3) MONETARY MEASURES : - The following monetary measures taken by the Govt. to deal
with the adverse BOP ---
a) Currency Devaluation :- The Govt. may resort to the devaluation of its currency to eliminate or
to reduce the deficit in the BOP. Devaluation always encourages exports by cheapening them in
foreign countries. On the country , it has the effect of discouraging imports by making them more
expensive within the country .
b) Money Contraction :- The govt. may resort to currency contraction to remove the
disequilibrium in the balance of payments .The prices of goods and services automatically go down.
But imports are discouraged as the fall of the internal price-level.
c) Exchange Control :- The Govt. utilizes the exchange control system to effect a cut in the
volume of imports. Under this system, the exporters have to surrender their earnings of foreign
exchange to the Govt. in exchange for domestic currency.

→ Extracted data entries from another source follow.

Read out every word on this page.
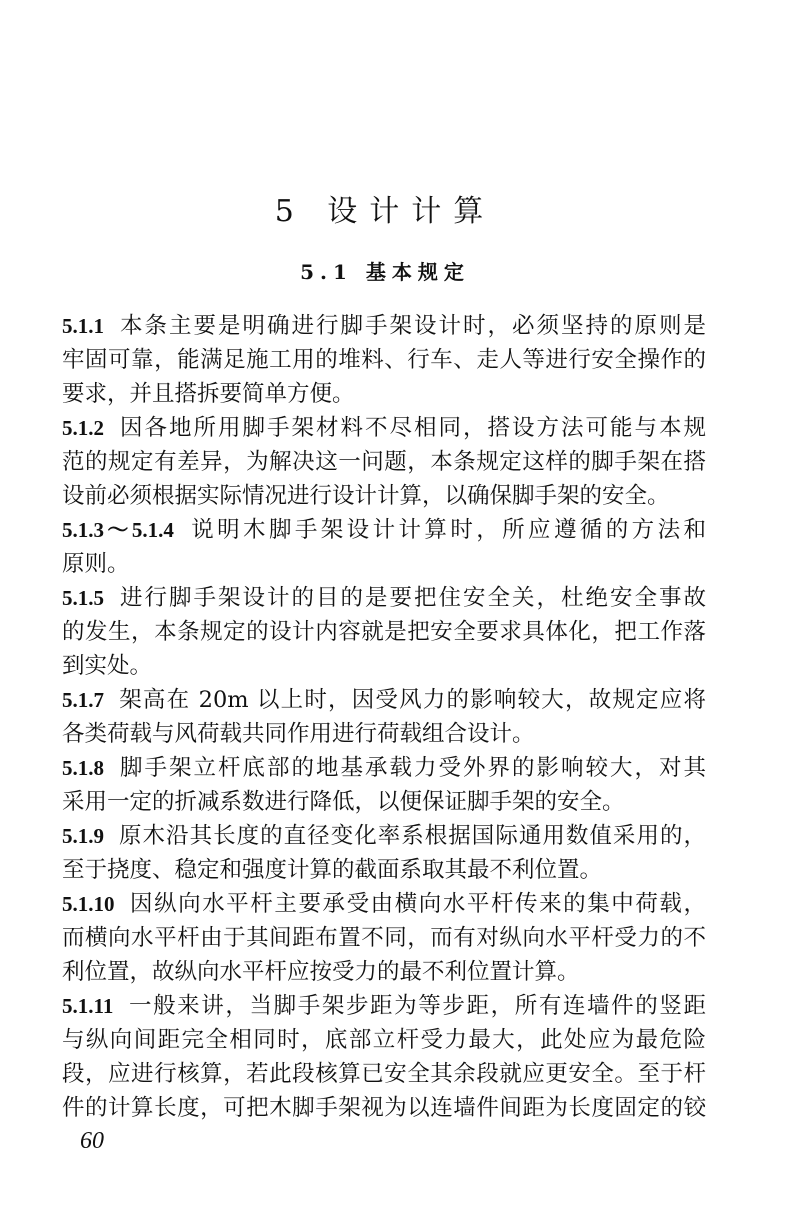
5 设计计算
5.1 基本规定
5.1.1 本条主要是明确进行脚手架设计时，必须坚持的原则是
牢固可靠，能满足施工用的堆料、行车、走人等进行安全操作的
要求，并且搭拆要简单方便。
5.1.2 因各地所用脚手架材料不尽相同，搭设方法可能与本规
范的规定有差异，为解决这一问题，本条规定这样的脚手架在搭
设前必须根据实际情况进行设计计算，以确保脚手架的安全。
5.1.3～5.1.4 说明木脚手架设计计算时，所应遵循的方法和
原则。
5.1.5 进行脚手架设计的目的是要把住安全关，杜绝安全事故
的发生，本条规定的设计内容就是把安全要求具体化，把工作落
到实处。
5.1.7 架高在 20m 以上时，因受风力的影响较大，故规定应将
各类荷载与风荷载共同作用进行荷载组合设计。
5.1.8 脚手架立杆底部的地基承载力受外界的影响较大，对其
采用一定的折减系数进行降低，以便保证脚手架的安全。
5.1.9 原木沿其长度的直径变化率系根据国际通用数值采用的，
至于挠度、稳定和强度计算的截面系取其最不利位置。
5.1.10 因纵向水平杆主要承受由横向水平杆传来的集中荷载，
而横向水平杆由于其间距布置不同，而有对纵向水平杆受力的不
利位置，故纵向水平杆应按受力的最不利位置计算。
5.1.11 一般来讲，当脚手架步距为等步距，所有连墙件的竖距
与纵向间距完全相同时，底部立杆受力最大，此处应为最危险
段，应进行核算，若此段核算已安全其余段就应更安全。至于杆
件的计算长度，可把木脚手架视为以连墙件间距为长度固定的铰
60
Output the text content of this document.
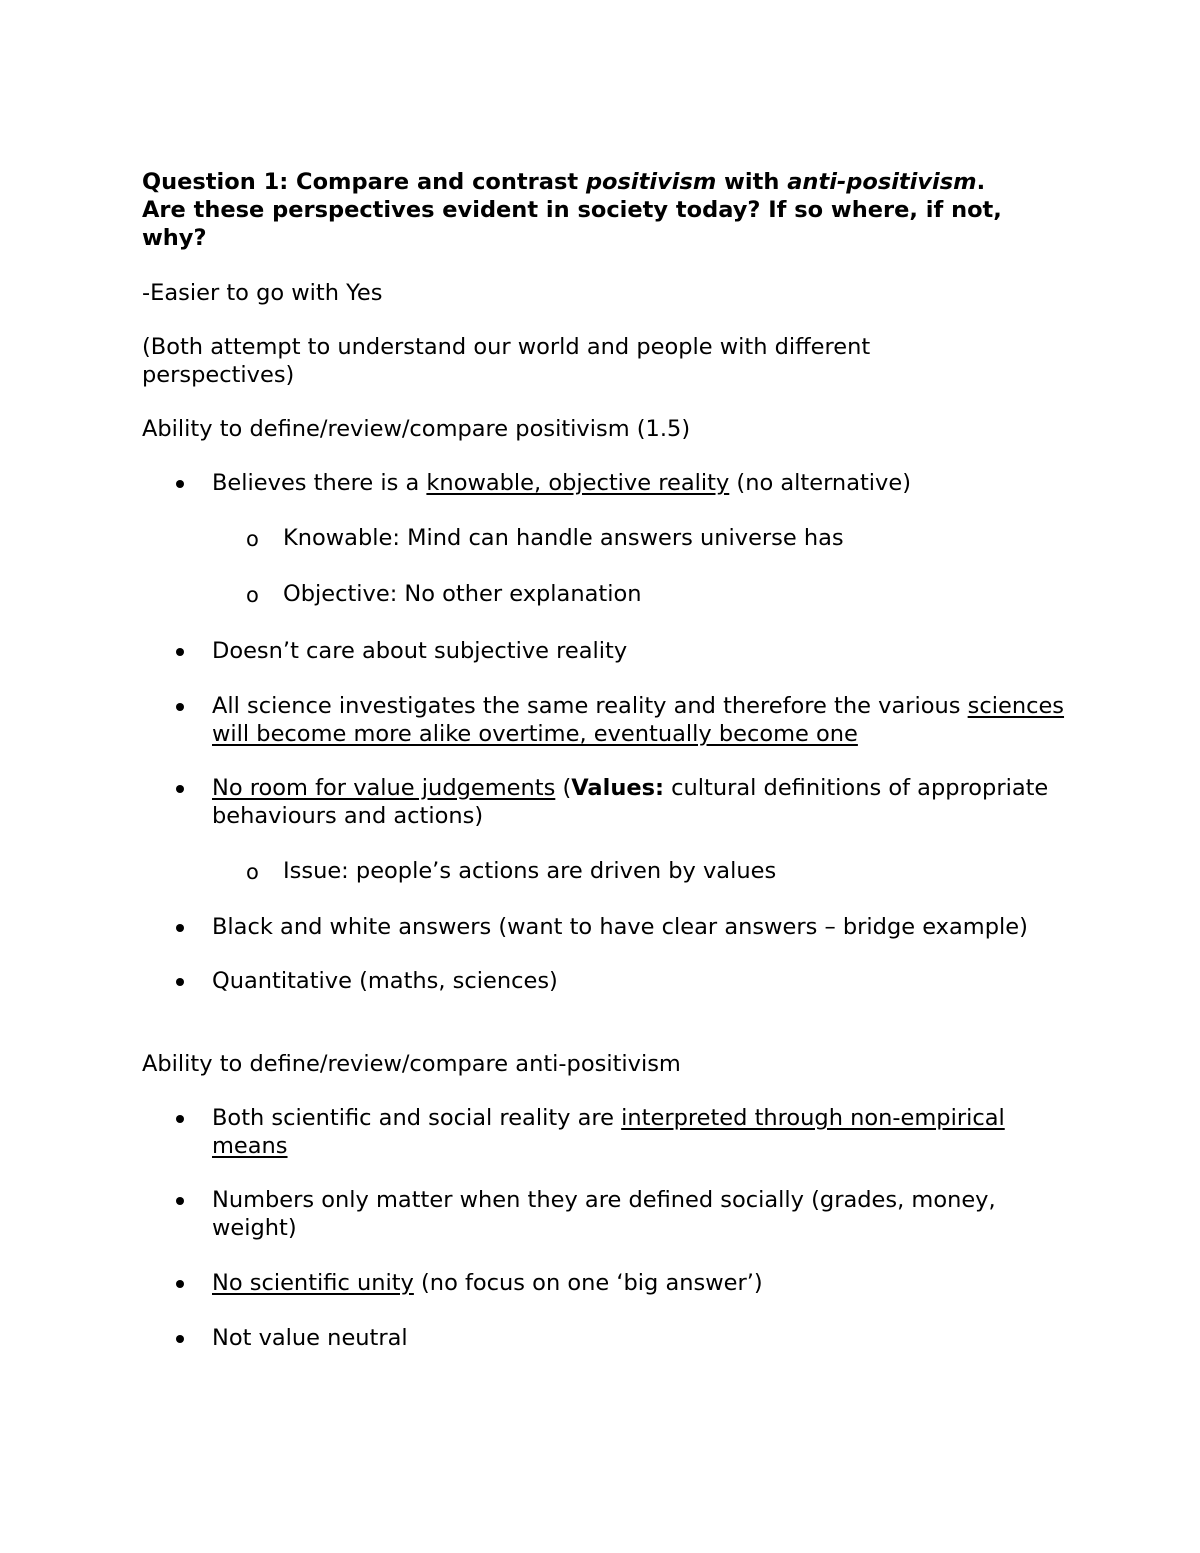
Question 1: Compare and contrast positivism with anti-positivism.
Are these perspectives evident in society today? If so where, if not,
why?

-Easier to go with Yes

(Both attempt to understand our world and people with different perspectives)

Ability to define/review/compare positivism (1.5)

Believes there is a knowable, objective reality (no alternative)
o Knowable: Mind can handle answers universe has
o Objective: No other explanation
Doesn’t care about subjective reality
All science investigates the same reality and therefore the various sciences will become more alike overtime, eventually become one
No room for value judgements (Values: cultural definitions of appropriate behaviours and actions)
o Issue: people’s actions are driven by values
Black and white answers (want to have clear answers – bridge example)
Quantitative (maths, sciences)

Ability to define/review/compare anti-positivism

Both scientific and social reality are interpreted through non-empirical means
Numbers only matter when they are defined socially (grades, money, weight)
No scientific unity (no focus on one ‘big answer’)
Not value neutral
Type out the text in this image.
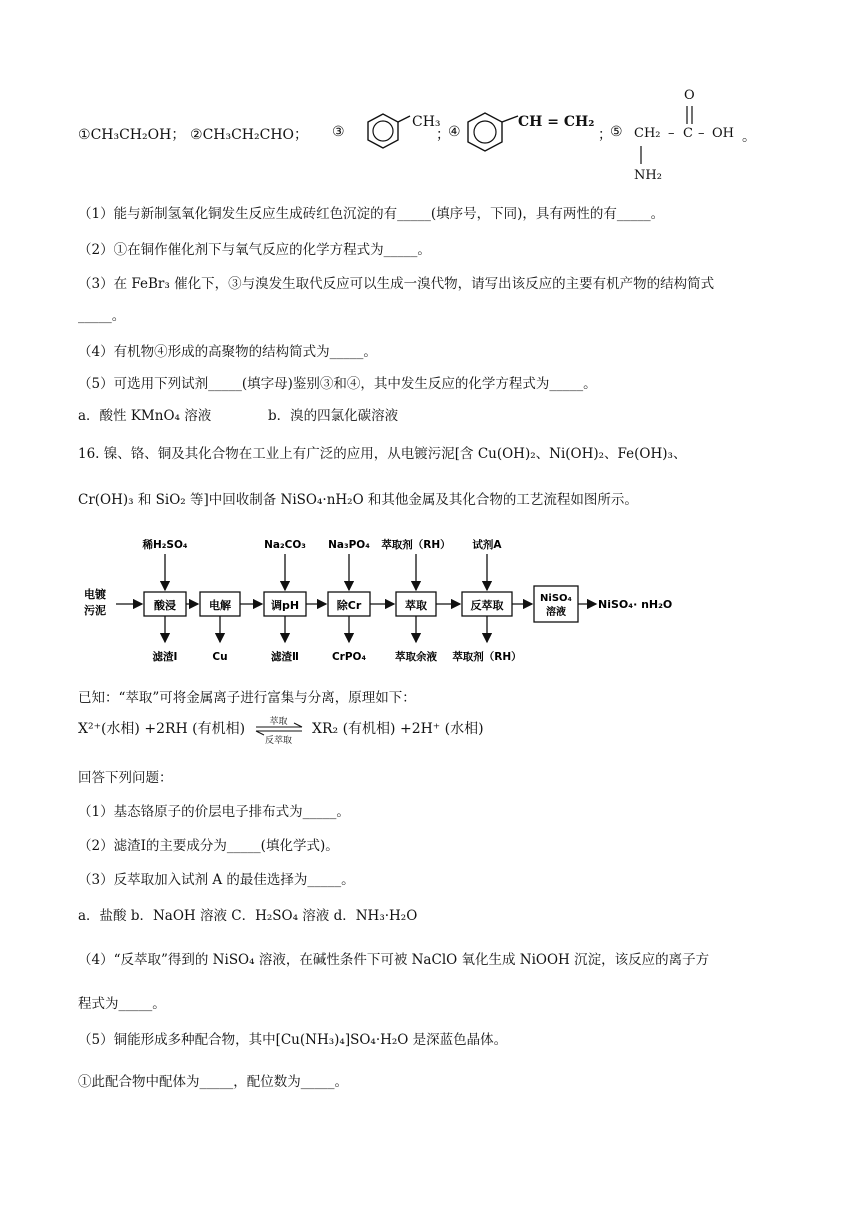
①CH₃CH₂OH； ②CH₃CH₂CHO； ③
CH₃
；
④
CH = CH₂
；
⑤ CH₂ – C – OH 。
O
NH₂
（1）能与新制氢氧化铜发生反应生成砖红色沉淀的有_____(填序号，下同)，具有两性的有_____。
（2）①在铜作催化剂下与氧气反应的化学方程式为_____。
（3）在 FeBr₃ 催化下，③与溴发生取代反应可以生成一溴代物，请写出该反应的主要有机产物的结构简式
_____。
（4）有机物④形成的高聚物的结构简式为_____。
（5）可选用下列试剂_____(填字母)鉴别③和④，其中发生反应的化学方程式为_____。
a．酸性 KMnO₄ 溶液	b．溴的四氯化碳溶液
16. 镍、铬、铜及其化合物在工业上有广泛的应用，从电镀污泥[含 Cu(OH)₂、Ni(OH)₂、Fe(OH)₃、
Cr(OH)₃ 和 SiO₂ 等]中回收制备 NiSO₄·nH₂O 和其他金属及其化合物的工艺流程如图所示。
电镀
污泥	酸浸	电解	调pH	除Cr	萃取	反萃取
NiSO₄
溶液
NiSO₄· nH₂O
稀H₂SO₄	Na₂CO₃ Na₃PO₄ 萃取剂（RH） 试剂A
滤渣Ⅰ	Cu	滤渣Ⅱ	CrPO₄	萃取余液 萃取剂（RH）
已知：“萃取”可将金属离子进行富集与分离，原理如下：
X²⁺(水相) +2RH (有机相)	萃取
反萃取
XR₂ (有机相) +2H⁺ (水相)
回答下列问题：
（1）基态铬原子的价层电子排布式为_____。
（2）滤渣Ⅰ的主要成分为_____(填化学式)。
（3）反萃取加入试剂 A 的最佳选择为_____。
a．盐酸 b．NaOH 溶液 C．H₂SO₄ 溶液 d．NH₃·H₂O
（4）“反萃取”得到的 NiSO₄ 溶液，在碱性条件下可被 NaClO 氧化生成 NiOOH 沉淀，该反应的离子方
程式为_____。
（5）铜能形成多种配合物，其中[Cu(NH₃)₄]SO₄·H₂O 是深蓝色晶体。
①此配合物中配体为_____，配位数为_____。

d) Foreign Loans :- The Govt. can secure loans from foreign banks or foreign Governments. Since
the repayment of these loans is spread over a long period, this helps the Govt. to remove deficit in
the BOP.
e) Foreign Investment :- The Govt. induces the foreigners to make investment in the country by
offering them all sorts of incentives and concessions.
f) Incentives to Foreign Tourists :-This increases the foreign exchange earnings of the country
with the help of which deficit in the BOP can be reduces.